Jim Channell analyzed ice core and marine sediment data from one million years of geologic history.
Channell, a distinguished professor of geology at the University of Florida, says one period, around 780,000 years ago, is remarkably like our own.
“It looks very similar because the orbital characteristics of the Earth, which is known from astronomers, is a dead ringer for the orbital states that we have today. And we can use that as an analog to say, 'When will our interglacial state, which we’re in right now, go into the next glacial period?'”
Those orbital features - how the Earth revolves around the sun, the shape of its orbit, the tilt and wobble of the Earth on its axis - undergo long, cyclical changes. Those changes directly affect the amount of radiation we receive from the sun, which in turn affects the Earth’s climate.

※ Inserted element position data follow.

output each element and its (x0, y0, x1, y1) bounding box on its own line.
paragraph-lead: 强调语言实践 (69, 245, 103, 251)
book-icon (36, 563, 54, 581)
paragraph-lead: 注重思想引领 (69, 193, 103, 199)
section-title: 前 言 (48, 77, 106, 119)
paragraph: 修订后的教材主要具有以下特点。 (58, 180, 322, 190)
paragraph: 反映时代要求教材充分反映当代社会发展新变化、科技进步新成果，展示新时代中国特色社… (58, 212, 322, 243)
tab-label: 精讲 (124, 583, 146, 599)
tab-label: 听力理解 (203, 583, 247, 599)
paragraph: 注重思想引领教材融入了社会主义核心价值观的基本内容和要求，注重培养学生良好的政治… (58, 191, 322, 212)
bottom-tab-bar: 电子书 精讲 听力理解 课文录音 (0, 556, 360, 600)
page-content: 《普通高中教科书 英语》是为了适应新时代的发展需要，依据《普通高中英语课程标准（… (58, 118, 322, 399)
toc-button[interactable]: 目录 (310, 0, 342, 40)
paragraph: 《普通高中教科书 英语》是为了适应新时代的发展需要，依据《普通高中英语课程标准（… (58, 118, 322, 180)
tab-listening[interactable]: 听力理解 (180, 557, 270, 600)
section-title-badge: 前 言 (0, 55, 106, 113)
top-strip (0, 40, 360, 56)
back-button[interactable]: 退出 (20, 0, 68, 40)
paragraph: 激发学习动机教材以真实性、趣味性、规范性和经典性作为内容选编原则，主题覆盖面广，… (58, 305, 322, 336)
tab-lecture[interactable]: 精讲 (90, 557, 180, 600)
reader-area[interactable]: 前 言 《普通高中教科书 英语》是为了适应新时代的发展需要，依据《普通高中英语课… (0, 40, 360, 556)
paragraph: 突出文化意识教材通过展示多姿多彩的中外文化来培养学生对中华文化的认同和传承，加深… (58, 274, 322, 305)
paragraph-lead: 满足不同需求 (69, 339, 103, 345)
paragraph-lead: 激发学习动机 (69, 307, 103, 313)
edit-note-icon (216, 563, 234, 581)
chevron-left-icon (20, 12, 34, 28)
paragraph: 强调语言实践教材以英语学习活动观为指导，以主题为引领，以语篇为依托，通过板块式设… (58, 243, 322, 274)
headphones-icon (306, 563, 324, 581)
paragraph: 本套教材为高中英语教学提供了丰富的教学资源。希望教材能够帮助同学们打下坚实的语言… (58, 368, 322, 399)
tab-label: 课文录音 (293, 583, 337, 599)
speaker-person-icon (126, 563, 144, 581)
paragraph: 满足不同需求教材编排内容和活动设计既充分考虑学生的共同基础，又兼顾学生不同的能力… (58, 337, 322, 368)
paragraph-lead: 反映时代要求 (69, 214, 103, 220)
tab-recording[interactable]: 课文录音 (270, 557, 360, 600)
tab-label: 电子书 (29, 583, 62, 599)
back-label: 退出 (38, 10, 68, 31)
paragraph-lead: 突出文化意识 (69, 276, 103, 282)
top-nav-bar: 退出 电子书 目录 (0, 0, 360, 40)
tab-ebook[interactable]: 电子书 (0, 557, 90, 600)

Based on these natural cycles, our current warming period should end within 1,500 years. Channell says what’s different from 780,000 years ago is that CO2 levels in the atmosphere back then were 240 parts per million, compared with 390 parts per million today.
“And so we can be fairly sure that we have, whether we like it or not, delayed the possibility that we will revert from our present interglacial into a glacial state.”
Channell says the findings underscore the dramatic effect of CO2 - released by the burning of fossil fuels in our cars, power plants and buildings - on the Earth’s natural climatic systems.
“In other words, the orbital characteristics of the Earth, which [determine] the amount of radiation [reaching the earth] from the sun ... [and] which over millions of years have controlled the climate state on Earth, are no match for these excessive levels of CO2 in our atmosphere,” said Channell.
Cooling that would naturally occur in response to changes in the Earth’s solar orbit simply cannot keep up.
While a delayed ice age may sound like good news, Channell says, it isn’t.
The high concentration of heat-trapping greenhouse gases in the atmosphere is beginning to destabilize ice sheets in Greenland and Antarctica.
“Once you slough off the continental ice into the ocean, of course the consequence is sea level rise," said Channell.
"And it’s not being, I think, over-dramatic to say that considering the proportion of the world’s population that lives close to sea level, the implications of this sort of accelerated sea level rise are enormous,” he said.
Channel says those ice sheets are expected to continue to melt until the next phase of cooling begins. And when that will be is now in serious doubt.